Milenario cerezo de Japón nos recuerda que la naturaleza es fuerte
- Leonardo Antonio Islas Olavarrieta

- 20 jun 2020
- 2 Min. de lectura
Como cada temporada, miles de turistas esperan pacientemente en una larga fila para visitar un enorme y conocido cerezo en Miharu, Japón. Este árbol tiene más de 1000 años de antigüedad y es conocido como Takizakura, que significa ‘cerezo en cascada’.

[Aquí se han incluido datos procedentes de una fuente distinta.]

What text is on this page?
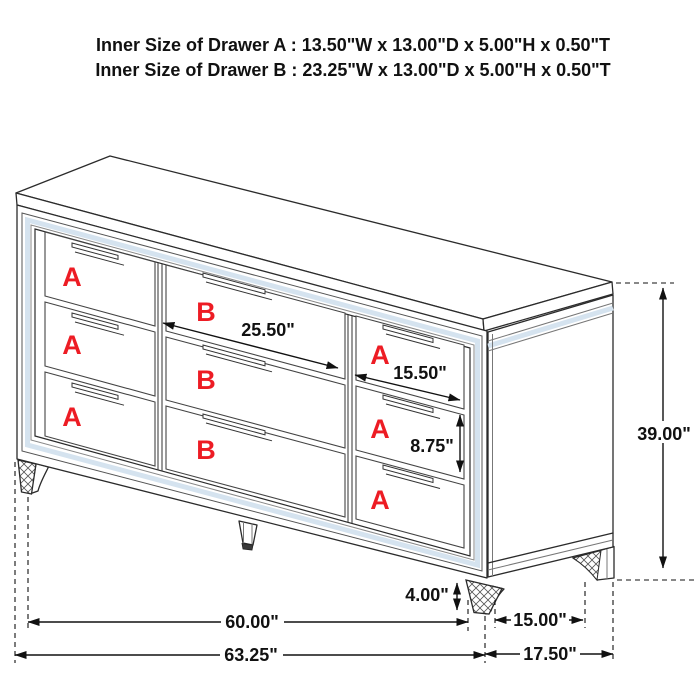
Inner Size of Drawer A : 13.50"W x 13.00"D x 5.00"H x 0.50"T
Inner Size of Drawer B : 23.25"W x 13.00"D x 5.00"H x 0.50"T
A
A
A
B
B
B
A
A
A
25.50"
15.50"
8.75"
39.00"
4.00"
60.00"
63.25"
15.00"
17.50"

Aunque este año no tuvo grandes multitudes apreciando su belleza debido a la pandemia de Covid-19, el maravilloso árbol floreció de todos modos, pues la naturaleza continúa su curso aún sin la presencia de los humanos.
“Para mi, el árbol es un recordatorio de que la naturaleza es fuerte y puede superar cualquier cosa”, dijo Kazue Otomo, una habitante de esta localidad. Junto con su familia, visitaron el milenario árbol utilizando cubrebocas y tomando sana distancia.

Esta no es la primera vez que Takizakura se queda sin visitantes. Miharu se encuentra ubicada en Fukushima, al norte de Japón. En 2011, la planta nuclear de este lugar sufrió uno de los peores desastres nucleares del mundo al ser golpeada por un terremoto y, después, un tsunami. Durante años, el miedo a la radiación impidió que la gente visitara el famoso árbol.

Ahora, sus cuidadores disfrutan dedicar su tiempo a su cuidado y mantenimiento, que incluye la colocación de postes de madera para mantenerlo sano y seguro.

El Takizakura pertenece a la especie de cerezo llorón llamado Pendula Rosea. Es un árbol que puede extenderse en cualquier dirección y crea una vista impresionante.
Para quienes deseen observar el gran Takizakura, Google Earth lo incluye como parte de un recorrido virtual por algunos de los cerezos más bellos del mundo.
Esta será probablemente la única forma en que la mayoría de las personas vean el cerezo este año. Pero Sidafumi Hirata, cuidador del árbol, sabe que el árbol sobrevivirá.

“Este árbol ha vivido tanto tiempo, y cuanto más tiempo vives, más eventos y tragedias ves”, dijo Hirata en entrevista con NPR. “Verá cosas malas pero también verá cosas buenas; la vida consta de capas, capas de cosas buenas y malas”.